La decepción de este año 2016 que acaba, ciertamente fue el poco interés que despertó ISO 9001:2015 en el ambiente empresarial, pero algunos resignados, pero pacientes aseveran que a mediados o finales de 2017 esto iba a cambiar y la avalancha de solicitudes tanto de consultoría como auditoría para la transición no se va a dejar esperar.

La esperanza es entonces lo último que muere. En este 2016, se mantuvo en un nivel muy conservador el flujo de empresas que buscan la implementación a ISO 9010:2015 y que nunca lo habían hecho. Pero las que menos se preocuparon en la transición fueron las empresas ya certificadas bajo ISO 9001:2008. Lo quieren dejar al final. Y los organismos certificadores, pacientes, aguardan y preparan planes de contingencia para prepararse ante la avalancha de solicitudes que fluirán, muy seguramente a finales del 2017, solicitando la transición. Si su organización cuenta con certificado de la versión 2008 y digamos su certificado venciera a mediados del 2017, usted ya debió haber empezado con la transición. Aún no queda claro al empresariado, que para el 15 de septiembre de 2018 ya se debió haber realizado la transición a la nueva norma.

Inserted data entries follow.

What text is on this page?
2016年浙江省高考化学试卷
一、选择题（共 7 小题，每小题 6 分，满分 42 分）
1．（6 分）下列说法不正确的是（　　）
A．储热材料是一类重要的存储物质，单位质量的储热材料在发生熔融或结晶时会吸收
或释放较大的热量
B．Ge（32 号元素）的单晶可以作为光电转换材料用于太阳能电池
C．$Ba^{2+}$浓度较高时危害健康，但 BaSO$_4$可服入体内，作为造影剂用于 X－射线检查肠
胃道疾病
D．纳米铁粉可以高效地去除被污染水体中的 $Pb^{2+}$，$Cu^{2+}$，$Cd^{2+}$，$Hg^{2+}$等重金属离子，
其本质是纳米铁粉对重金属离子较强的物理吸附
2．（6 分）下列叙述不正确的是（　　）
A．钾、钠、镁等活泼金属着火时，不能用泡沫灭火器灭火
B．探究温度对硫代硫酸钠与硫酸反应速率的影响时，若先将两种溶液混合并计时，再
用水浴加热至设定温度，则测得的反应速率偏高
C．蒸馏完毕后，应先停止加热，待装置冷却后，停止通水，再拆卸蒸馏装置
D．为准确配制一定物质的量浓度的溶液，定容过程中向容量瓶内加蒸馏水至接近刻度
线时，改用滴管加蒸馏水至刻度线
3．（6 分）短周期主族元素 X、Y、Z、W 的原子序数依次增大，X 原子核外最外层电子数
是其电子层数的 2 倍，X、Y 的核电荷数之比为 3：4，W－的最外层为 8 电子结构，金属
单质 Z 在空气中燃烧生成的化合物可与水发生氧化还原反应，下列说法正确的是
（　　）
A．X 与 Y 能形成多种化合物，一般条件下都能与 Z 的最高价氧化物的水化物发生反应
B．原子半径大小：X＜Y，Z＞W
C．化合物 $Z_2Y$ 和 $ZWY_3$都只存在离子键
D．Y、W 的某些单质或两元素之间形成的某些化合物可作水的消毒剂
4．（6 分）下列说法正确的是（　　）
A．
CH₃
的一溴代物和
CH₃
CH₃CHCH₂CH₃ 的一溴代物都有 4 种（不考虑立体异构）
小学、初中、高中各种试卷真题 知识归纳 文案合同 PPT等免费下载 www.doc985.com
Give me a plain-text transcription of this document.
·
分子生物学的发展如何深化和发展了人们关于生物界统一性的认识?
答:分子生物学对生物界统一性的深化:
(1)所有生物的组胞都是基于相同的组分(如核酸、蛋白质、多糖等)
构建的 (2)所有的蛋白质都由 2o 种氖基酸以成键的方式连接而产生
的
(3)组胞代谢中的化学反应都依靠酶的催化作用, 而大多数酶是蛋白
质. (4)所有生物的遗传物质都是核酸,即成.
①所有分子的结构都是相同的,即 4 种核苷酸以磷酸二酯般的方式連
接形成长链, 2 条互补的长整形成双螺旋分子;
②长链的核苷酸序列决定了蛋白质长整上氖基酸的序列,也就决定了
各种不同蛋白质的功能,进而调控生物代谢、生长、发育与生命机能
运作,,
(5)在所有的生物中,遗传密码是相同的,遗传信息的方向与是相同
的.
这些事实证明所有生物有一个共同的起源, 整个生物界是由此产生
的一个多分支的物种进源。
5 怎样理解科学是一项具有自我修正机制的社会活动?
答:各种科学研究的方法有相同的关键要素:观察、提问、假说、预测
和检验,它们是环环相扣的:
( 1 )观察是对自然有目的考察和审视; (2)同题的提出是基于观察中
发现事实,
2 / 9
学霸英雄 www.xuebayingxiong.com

Entonces cuando nos hacen la pregunta de hasta cuándo tenemos para realizar la transición, tenemos que preguntar cuándo vence su certificado. Si se certificó recientemente o el último año o 2, si es así tiene que empezar ya. Si se acaba de certificar en la versión 2008, que no fue el mejor consejo que le pudieron dar, ya que pudo haber empezado a implementar bajo ISO 9001:2015, no piense que tiene hasta septiembre. Para julio de 2017 ya debió haber pasado su auditoría de transición. Conviene entonces recordar la sabiduría y consejo popular de no dejar para mañana, lo que ya puede hacer hoy y empezar a planificar la transición si no quiere formar parte de las muchas empresas que por decidia de la Alta Dirección, se les serán retirados sus certificados si no actuaron con anticipación.